Prep 10 mins
Cook 10 mins
Depending on the situation, these prawns could be a snack, appetizer or main dish. This is a summer favorite and very easy to prepare. Prep time does not reflect marinating time or standing time.
For the marinade
- 1⁄4 cup tequila
- 1 tablespoon fresh parsley, chopped
- 2 tablespoons fresh lime juice
- 2 tablespoons oil
- 1 tablespoon honey
- 1 teaspoon orange zest
- 1⁄4 teaspoon hot pepper sauce
For the kabobs
- 24 large prawns, shelled,deveined,tails left on (1+1/2lbs)
- 2 -3 medium limes
- In a large glass bowl or plastic bag, combine marinade ingredients; add prawns.
- Turn to coat.
- Refrigerate 1-3 hours.
- Heat grill.
- Let prawns stand at room temperature for 30 minutes.
- Cut lime into 18 pieces.
- Drain prawns, reserving marinade.
- On each of 6 metal skewers alternate 4 prawns and 3 lime pieces.
- Oil grill rack.
- Place kabobs 4-6 inches from the heat and cook 6-10 minutes until prawns are pink, turning and basting with the marinade.
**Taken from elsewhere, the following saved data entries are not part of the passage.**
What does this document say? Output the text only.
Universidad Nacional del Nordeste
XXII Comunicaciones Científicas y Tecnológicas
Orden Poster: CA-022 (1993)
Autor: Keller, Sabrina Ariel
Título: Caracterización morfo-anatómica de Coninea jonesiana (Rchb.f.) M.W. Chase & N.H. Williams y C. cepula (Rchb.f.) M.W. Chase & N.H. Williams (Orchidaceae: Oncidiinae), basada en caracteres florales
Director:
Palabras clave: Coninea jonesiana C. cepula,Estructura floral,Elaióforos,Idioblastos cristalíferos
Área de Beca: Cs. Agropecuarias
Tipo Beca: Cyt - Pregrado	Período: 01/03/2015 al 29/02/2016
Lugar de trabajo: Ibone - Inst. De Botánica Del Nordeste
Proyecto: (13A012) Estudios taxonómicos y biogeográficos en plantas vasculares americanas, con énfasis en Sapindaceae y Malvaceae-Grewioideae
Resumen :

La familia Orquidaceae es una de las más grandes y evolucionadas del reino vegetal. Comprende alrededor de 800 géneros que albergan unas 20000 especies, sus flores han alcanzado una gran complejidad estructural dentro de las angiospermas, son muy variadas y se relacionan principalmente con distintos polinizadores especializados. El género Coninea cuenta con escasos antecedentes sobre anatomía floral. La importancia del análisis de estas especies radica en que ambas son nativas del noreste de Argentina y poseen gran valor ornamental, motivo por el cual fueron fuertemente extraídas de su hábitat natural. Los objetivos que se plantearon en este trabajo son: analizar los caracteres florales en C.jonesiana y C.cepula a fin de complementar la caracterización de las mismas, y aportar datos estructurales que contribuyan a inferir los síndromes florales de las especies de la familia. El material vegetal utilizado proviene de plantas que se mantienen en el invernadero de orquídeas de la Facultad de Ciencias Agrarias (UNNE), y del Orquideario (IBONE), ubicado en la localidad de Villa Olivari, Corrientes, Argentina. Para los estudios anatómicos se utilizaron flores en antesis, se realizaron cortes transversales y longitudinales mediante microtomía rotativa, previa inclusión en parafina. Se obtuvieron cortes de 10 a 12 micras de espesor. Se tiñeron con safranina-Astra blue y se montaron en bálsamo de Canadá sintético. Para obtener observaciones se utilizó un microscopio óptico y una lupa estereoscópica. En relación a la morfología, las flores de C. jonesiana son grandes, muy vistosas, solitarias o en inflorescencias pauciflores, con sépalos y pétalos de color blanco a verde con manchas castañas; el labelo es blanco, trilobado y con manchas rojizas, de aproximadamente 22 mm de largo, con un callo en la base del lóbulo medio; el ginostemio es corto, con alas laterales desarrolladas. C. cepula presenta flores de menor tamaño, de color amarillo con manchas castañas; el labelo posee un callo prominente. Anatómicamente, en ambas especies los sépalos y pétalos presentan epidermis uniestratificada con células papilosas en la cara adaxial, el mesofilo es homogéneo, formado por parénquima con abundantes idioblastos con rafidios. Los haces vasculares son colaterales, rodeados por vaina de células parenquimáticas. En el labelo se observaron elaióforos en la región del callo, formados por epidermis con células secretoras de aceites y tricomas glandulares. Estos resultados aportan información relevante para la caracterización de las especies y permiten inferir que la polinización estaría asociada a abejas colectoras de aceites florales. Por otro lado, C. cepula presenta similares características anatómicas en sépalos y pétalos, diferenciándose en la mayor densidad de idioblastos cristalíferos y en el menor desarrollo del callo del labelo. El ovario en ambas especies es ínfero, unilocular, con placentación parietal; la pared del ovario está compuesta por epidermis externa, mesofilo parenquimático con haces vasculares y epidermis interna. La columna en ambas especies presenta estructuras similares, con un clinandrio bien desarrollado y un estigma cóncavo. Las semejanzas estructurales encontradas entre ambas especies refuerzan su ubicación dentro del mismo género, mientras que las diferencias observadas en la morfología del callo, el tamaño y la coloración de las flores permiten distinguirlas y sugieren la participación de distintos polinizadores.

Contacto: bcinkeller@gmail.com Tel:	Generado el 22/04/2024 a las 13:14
YUM!! YUM!! such flavour!! Wonderful. I just did 16 prawns but made the full marinade. The prawns were partially cooked by the marinade, kind of like a ceviche, finished on the grill they were sooo delicious, I did double the hot pepper sauce so they had a lovely tingle on the palate. I will be making these again, can't wait for prawns to be on special again!! Thanks for posting.